Pengakuan Dunia dan Reaksi Dalam Negeri
Film ini mendapat standing ovation selama 7 menit di Cannes, dan masuk nominasi Best Original Screenplay. Majalah film Prancis Cahiers du Cinéma menyebutnya sebagai:
“Campuran yang menggugah antara Nolan dan Wong Kar-Wai dengan jiwa tropis Indonesia.”
Sementara di Indonesia, trailer film yang dirilis awal Juli telah ditonton lebih dari 12 juta kali dalam 48 jam, menjadikannya film lokal dengan antisipasi tertinggi tahun ini.
Sejumlah kritikus dalam negeri menyebut film ini sebagai “monumen baru sinema Indonesia”, yang mampu menjembatani ambisi artistik dan isu kontemporer.
Isu Iklim dan Relevansi Global
“The Last Sunrise” juga secara cerdas memasukkan isu perubahan iklim sebagai inti narasi.
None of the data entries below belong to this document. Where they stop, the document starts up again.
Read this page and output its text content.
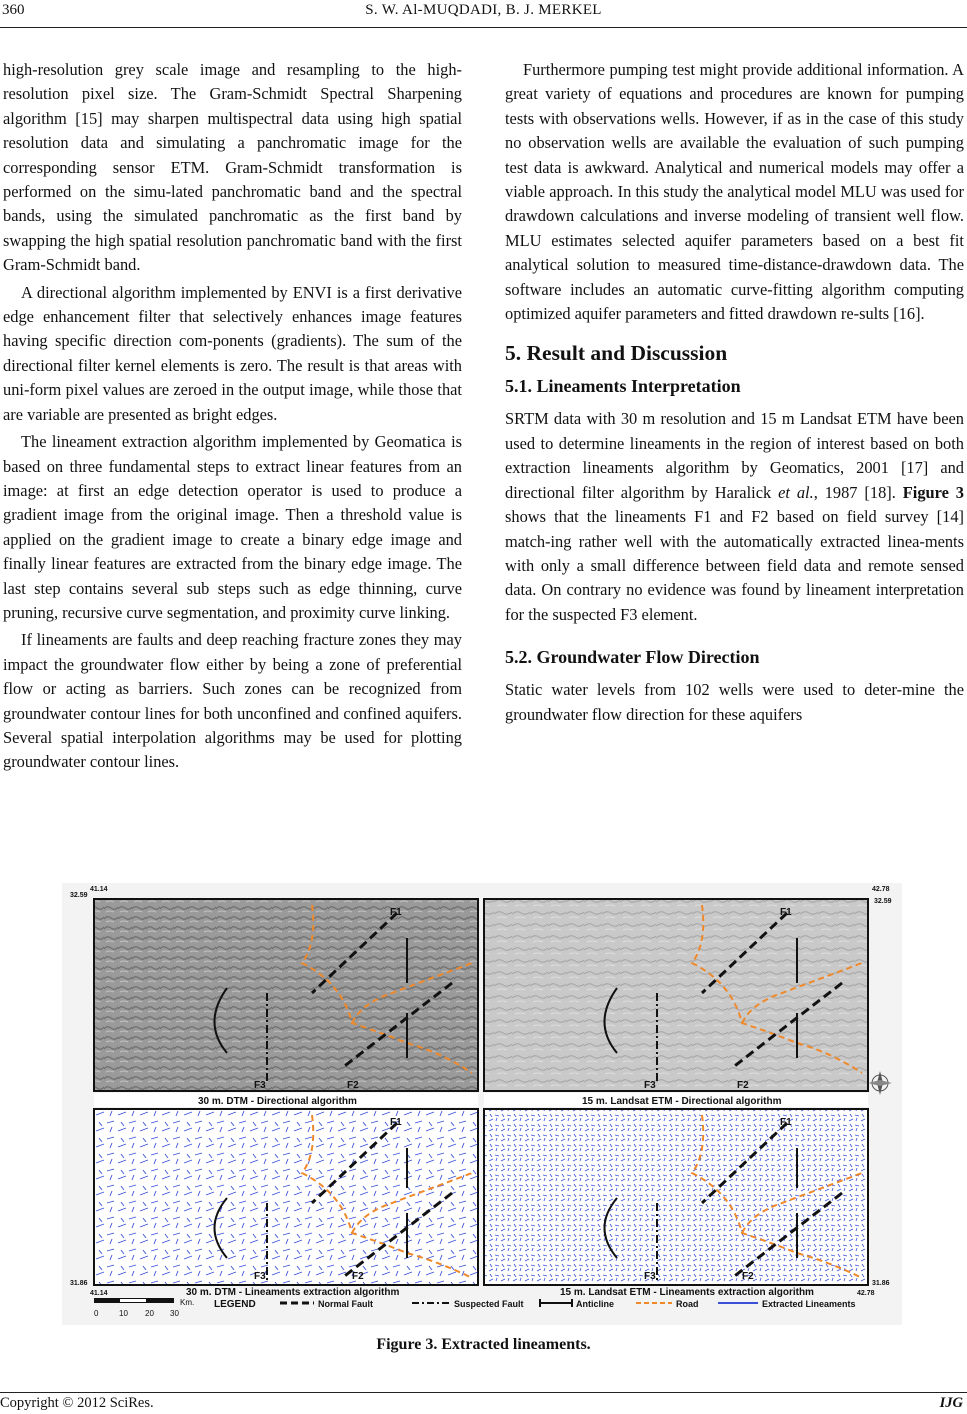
360	S. W. Al-MUQDADI, B. J. MERKEL

high-resolution grey scale image and resampling to the high-resolution pixel size. The Gram-Schmidt Spectral Sharpening algorithm [15] may sharpen multispectral data using high spatial resolution data and simulating a panchromatic image for the corresponding sensor ETM. Gram-Schmidt transformation is performed on the simu-lated panchromatic band and the spectral bands, using the simulated panchromatic as the first band by swapping the high spatial resolution panchromatic band with the first Gram-Schmidt band.

A directional algorithm implemented by ENVI is a first derivative edge enhancement filter that selectively enhances image features having specific direction com-ponents (gradients). The sum of the directional filter kernel elements is zero. The result is that areas with uni-form pixel values are zeroed in the output image, while those that are variable are presented as bright edges.

The lineament extraction algorithm implemented by Geomatica is based on three fundamental steps to extract linear features from an image: at first an edge detection operator is used to produce a gradient image from the original image. Then a threshold value is applied on the gradient image to create a binary edge image and finally linear features are extracted from the binary edge image. The last step contains several sub steps such as edge thinning, curve pruning, recursive curve segmentation, and proximity curve linking.

If lineaments are faults and deep reaching fracture zones they may impact the groundwater flow either by being a zone of preferential flow or acting as barriers. Such zones can be recognized from groundwater contour lines for both unconfined and confined aquifers. Several spatial interpolation algorithms may be used for plotting groundwater contour lines.

Furthermore pumping test might provide additional information. A great variety of equations and procedures are known for pumping tests with observations wells. However, if as in the case of this study no observation wells are available the evaluation of such pumping test data is awkward. Analytical and numerical models may offer a viable approach. In this study the analytical model MLU was used for drawdown calculations and inverse modeling of transient well flow. MLU estimates selected aquifer parameters based on a best fit analytical solution to measured time-distance-drawdown data. The software includes an automatic curve-fitting algorithm computing optimized aquifer parameters and fitted drawdown re-sults [16].

5. Result and Discussion
5.1. Lineaments Interpretation

SRTM data with 30 m resolution and 15 m Landsat ETM have been used to determine lineaments in the region of interest based on both extraction lineaments algorithm by Geomatics, 2001 [17] and directional filter algorithm by Haralick et al., 1987 [18]. Figure 3 shows that the lineaments F1 and F2 based on field survey [14] match-ing rather well with the automatically extracted linea-ments with only a small difference between field data and remote sensed data. On contrary no evidence was found by lineament interpretation for the suspected F3 element.

5.2. Groundwater Flow Direction

Static water levels from 102 wells were used to deter-mine the groundwater flow direction for these aquifers

F1
F2
F3
32.59
41.14
30 m. DTM - Directional algorithm
F1
F2
F3
42.78
32.59
15 m. Landsat ETM - Directional algorithm
F1
F2
F3
31.86
41.14	30 m. DTM - Lineaments extraction algorithm
F1
F2
F3
31.86
42.78
15 m. Landsat ETM - Lineaments extraction algorithm
0	10 20 30
Km. LEGEND	Normal Fault	Suspected Fault	Anticline	Road	Extracted Lineaments
Figure 3. Extracted lineaments.
Copyright © 2012 SciRes.	IJG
Penonton diundang merenungi konsekuensi dari eksploitasi alam, dampak modernitas tanpa arah, dan pentingnya kearifan ekologis yang telah dimiliki leluhur kita.
Film ini bahkan digunakan dalam diskusi di UNESCO Youth Climate Forum 2025 dan menjadi bahan pembelajaran dalam program “Film for Future” di berbagai universitas internasional.
Penutup: Fiksi yang Membawa Harapan
“The Last Sunrise” menunjukkan bahwa film bukan sekadar hiburan, tapi juga sarana refleksi dan perubahan. Ia membuktikan bahwa Indonesia mampu menghasilkan karya sinematik kelas dunia, tanpa harus meninggalkan akar budaya dan nilai-nilai spiritualnya.
Dengan keberhasilan ini, sinema Indonesia tak hanya semakin berwarna, tapi juga siap menatap masa depan dengan imajinasi yang cerdas dan penuh harapan.